Python: Differentiating between row and column vectors

Is there a good way of differentiating between row and column vectors in python? So far I'm using numpy and scipy and what I see so far is that If I was to give one a vector, say

from numpy import *
Vector = array([1,2,3])

they wouldn't be able to say weather I mean a row or a column vector. Moreover:

array([1,2,3]) == array([1,2,3]).transpose()
True

Which in "real world" is simply untrue. I realize that most of the functions on vectors from the mentioned modules don't need the differentiation. For example outer(a,b) or a.dot(b) but I'd like to differentiate for my own convenience.

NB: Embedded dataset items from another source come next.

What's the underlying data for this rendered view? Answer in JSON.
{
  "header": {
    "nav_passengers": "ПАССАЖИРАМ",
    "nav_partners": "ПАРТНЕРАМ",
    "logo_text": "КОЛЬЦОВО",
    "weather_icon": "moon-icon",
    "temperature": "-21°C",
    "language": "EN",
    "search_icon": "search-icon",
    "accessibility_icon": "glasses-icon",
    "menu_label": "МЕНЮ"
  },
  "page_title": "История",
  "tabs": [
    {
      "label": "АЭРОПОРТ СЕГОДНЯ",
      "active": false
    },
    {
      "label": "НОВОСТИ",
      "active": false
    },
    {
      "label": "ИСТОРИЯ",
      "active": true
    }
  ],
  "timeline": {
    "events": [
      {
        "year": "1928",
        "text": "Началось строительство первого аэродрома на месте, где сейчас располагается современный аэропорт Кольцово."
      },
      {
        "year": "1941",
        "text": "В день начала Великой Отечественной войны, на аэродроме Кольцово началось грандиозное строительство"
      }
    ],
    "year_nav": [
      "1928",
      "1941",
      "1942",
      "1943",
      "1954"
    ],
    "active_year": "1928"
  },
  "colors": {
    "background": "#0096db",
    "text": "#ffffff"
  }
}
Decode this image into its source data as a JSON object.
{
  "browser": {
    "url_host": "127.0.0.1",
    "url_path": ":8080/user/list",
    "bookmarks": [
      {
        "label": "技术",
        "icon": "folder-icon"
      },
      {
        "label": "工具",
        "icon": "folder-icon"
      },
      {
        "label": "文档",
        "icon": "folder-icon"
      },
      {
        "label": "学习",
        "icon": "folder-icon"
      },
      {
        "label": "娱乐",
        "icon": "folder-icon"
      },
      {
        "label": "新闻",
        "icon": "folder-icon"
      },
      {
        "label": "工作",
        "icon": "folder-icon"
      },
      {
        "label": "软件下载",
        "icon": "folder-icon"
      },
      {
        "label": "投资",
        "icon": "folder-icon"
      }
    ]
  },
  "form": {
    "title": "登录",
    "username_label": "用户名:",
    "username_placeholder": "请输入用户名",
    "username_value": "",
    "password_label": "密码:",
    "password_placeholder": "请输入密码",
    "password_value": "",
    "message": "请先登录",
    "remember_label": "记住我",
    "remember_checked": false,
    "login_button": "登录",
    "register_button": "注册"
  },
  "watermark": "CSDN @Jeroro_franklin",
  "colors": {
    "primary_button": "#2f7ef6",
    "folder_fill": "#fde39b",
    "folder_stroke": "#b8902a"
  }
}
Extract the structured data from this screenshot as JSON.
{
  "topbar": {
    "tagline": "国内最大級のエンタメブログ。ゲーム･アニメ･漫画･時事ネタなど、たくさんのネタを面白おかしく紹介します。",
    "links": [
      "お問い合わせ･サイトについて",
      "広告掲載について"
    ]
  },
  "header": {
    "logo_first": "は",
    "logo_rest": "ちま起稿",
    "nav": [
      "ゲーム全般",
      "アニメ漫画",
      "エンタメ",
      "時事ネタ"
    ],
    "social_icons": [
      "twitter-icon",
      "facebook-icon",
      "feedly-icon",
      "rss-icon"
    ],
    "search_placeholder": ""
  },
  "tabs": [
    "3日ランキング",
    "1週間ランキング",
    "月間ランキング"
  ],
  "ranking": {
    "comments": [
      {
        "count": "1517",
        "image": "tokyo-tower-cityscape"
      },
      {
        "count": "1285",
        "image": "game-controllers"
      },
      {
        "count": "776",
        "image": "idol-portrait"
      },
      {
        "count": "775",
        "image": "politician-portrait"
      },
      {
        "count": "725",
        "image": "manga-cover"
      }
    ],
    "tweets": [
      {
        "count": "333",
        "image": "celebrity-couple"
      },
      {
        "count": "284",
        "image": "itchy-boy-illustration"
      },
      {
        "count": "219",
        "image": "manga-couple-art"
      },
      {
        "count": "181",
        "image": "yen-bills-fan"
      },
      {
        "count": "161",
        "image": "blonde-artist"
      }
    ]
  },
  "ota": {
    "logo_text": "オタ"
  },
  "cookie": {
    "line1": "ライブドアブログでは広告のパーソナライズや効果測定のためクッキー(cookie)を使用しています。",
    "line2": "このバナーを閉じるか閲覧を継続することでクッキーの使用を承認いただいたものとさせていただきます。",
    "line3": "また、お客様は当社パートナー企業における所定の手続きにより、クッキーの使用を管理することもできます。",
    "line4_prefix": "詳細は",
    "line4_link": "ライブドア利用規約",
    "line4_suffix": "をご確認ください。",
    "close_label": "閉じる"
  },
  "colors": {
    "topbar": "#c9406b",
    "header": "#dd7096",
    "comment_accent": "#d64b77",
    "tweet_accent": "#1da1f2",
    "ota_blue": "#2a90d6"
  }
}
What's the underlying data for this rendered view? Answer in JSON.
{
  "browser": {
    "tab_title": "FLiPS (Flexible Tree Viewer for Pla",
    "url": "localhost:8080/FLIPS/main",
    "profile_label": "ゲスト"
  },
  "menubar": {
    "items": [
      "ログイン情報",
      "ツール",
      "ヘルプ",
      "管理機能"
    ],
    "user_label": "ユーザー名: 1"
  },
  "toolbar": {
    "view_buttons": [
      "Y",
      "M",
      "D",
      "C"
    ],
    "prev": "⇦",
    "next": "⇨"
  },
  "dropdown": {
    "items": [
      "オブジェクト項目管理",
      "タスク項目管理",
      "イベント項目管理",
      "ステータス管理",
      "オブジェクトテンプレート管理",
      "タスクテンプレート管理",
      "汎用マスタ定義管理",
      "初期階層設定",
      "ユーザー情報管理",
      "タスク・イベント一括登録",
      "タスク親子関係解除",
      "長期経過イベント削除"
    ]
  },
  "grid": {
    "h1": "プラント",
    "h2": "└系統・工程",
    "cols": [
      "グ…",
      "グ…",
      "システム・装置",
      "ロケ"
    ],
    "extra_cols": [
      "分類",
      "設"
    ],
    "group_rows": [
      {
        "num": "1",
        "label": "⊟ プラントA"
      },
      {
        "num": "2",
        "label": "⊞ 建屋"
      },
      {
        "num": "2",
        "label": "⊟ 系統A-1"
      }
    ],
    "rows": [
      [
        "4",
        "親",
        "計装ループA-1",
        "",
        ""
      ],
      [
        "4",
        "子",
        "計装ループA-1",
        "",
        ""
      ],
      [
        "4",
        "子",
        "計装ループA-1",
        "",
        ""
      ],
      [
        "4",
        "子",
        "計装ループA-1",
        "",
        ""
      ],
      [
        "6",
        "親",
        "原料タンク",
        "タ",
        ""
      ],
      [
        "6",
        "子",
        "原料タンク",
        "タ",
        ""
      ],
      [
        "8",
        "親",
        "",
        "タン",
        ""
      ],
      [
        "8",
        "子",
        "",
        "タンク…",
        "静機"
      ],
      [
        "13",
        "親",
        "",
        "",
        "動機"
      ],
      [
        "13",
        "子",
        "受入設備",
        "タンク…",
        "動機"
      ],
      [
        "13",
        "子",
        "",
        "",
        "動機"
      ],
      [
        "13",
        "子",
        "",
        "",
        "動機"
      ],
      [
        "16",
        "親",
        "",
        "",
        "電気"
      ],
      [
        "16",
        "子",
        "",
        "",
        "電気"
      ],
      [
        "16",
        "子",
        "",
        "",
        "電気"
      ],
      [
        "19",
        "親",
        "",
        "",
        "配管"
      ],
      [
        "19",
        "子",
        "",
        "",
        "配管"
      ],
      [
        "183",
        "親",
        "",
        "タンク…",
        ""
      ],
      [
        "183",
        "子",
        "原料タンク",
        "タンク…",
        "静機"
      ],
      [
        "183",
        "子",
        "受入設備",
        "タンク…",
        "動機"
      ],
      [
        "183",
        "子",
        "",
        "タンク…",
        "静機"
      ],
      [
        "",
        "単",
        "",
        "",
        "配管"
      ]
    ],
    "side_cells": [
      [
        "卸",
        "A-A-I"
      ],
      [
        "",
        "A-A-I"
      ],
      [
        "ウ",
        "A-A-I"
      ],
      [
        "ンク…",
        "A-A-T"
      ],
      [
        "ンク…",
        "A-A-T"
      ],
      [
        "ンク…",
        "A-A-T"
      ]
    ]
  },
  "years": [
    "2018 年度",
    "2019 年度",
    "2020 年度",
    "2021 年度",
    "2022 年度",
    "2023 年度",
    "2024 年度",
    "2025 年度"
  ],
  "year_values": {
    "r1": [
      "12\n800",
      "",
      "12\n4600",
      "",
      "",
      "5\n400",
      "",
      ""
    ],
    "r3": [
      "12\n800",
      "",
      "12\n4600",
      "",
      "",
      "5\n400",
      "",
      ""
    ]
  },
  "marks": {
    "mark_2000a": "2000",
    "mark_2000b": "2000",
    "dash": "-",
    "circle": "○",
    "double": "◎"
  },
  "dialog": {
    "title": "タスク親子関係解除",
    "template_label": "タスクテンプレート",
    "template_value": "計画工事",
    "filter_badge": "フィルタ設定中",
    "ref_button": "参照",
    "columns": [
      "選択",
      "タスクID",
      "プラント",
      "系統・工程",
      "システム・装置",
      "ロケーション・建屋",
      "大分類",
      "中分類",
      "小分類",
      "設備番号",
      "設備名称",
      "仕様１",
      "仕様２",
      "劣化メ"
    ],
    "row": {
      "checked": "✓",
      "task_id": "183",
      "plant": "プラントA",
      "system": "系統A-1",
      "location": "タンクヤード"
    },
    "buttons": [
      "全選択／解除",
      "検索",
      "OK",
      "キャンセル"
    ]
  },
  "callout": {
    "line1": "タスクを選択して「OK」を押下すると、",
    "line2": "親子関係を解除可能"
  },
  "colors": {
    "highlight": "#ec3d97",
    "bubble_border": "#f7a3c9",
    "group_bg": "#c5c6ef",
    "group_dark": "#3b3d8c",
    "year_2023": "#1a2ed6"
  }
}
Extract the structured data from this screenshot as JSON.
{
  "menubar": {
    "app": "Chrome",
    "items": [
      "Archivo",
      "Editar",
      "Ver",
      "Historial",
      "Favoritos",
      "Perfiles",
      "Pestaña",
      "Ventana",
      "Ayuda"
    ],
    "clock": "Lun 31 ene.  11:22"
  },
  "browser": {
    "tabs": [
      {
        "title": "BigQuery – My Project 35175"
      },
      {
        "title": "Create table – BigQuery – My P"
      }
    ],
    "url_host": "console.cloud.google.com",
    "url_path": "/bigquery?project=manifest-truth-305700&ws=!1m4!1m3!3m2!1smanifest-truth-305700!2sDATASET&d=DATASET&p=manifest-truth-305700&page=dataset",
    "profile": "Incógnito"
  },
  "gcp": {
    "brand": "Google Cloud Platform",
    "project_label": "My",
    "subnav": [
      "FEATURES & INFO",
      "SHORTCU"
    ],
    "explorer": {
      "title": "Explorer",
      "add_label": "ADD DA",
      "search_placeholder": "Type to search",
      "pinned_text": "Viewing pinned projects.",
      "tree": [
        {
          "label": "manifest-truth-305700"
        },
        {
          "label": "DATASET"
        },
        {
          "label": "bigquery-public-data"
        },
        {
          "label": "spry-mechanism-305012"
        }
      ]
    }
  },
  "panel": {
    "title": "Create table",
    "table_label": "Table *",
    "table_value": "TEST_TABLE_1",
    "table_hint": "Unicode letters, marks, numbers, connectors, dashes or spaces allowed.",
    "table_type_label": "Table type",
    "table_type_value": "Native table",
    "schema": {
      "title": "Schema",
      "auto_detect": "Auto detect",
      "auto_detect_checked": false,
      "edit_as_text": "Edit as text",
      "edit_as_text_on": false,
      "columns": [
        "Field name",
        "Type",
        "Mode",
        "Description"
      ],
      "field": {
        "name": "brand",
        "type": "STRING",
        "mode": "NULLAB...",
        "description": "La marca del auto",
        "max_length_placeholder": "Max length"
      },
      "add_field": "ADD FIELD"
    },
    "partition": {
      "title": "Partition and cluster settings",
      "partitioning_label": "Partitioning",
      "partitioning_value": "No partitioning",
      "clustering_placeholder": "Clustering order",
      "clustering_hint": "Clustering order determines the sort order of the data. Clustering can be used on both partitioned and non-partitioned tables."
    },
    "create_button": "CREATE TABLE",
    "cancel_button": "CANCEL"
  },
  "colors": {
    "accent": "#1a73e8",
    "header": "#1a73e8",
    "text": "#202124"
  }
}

You can make the distinction explicit by adding another dimension to the array.

>>> a = np.array([1, 2, 3])
>>> a
array([1, 2, 3])
>>> a.transpose()
array([1, 2, 3])
>>> a.dot(a.transpose())
14

Now force it to be a column vector:

>>> a.shape = (3,1)
>>> a
array([[1],
       [2],
       [3]])
>>> a.transpose()
array([[1, 2, 3]])
>>> a.dot(a.transpose())
array([[1, 2, 3],
       [2, 4, 6],
       [3, 6, 9]])

Another option is to use np.newaxis when you want to make the distinction:

>>> a = np.array([1, 2, 3])
>>> a
array([1, 2, 3])
>>> a[:, np.newaxis]
array([[1],
       [2],
       [3]])
>>> a[np.newaxis, :]
array([[1, 2, 3]])

Use double [] when writing your vectors.

Then, if you want a row vector:

row_vector = array([[1, 2, 3]])    # shape (1, 3)

Or if you want a column vector:

col_vector = array([[1, 2, 3]]).T  # shape (3, 1)

The vector you are creating is neither row nor column. It actually has 1 dimension only. You can verify that by

  • checking the number of dimensions myvector.ndim which is 1
  • checking the myvector.shape, which is (3,) (a tuple with one element only). For a row vector is should be (1, 3), and for a column (3, 1)

Two ways to handle this

  • create an actual row or column vector
  • reshape your current one

You can explicitly create a row or column

row = np.array([    # one row with 3 elements
   [1, 2, 3]
]
column = np.array([  # 3 rows, with 1 element each
    [1],
    [2],
    [3]
])

or, with a shortcut

row = np.r_['r', [1,2,3]]     # shape: (1, 3)
column = np.r_['c', [1,2,3]]  # shape: (3,1)

Alternatively, you can reshape it to (1, n) for row, or (n, 1) for column

row = my_vector.reshape(1, -1)
column = my_vector.reshape(-1, 1)

where the -1 automatically finds the value of n.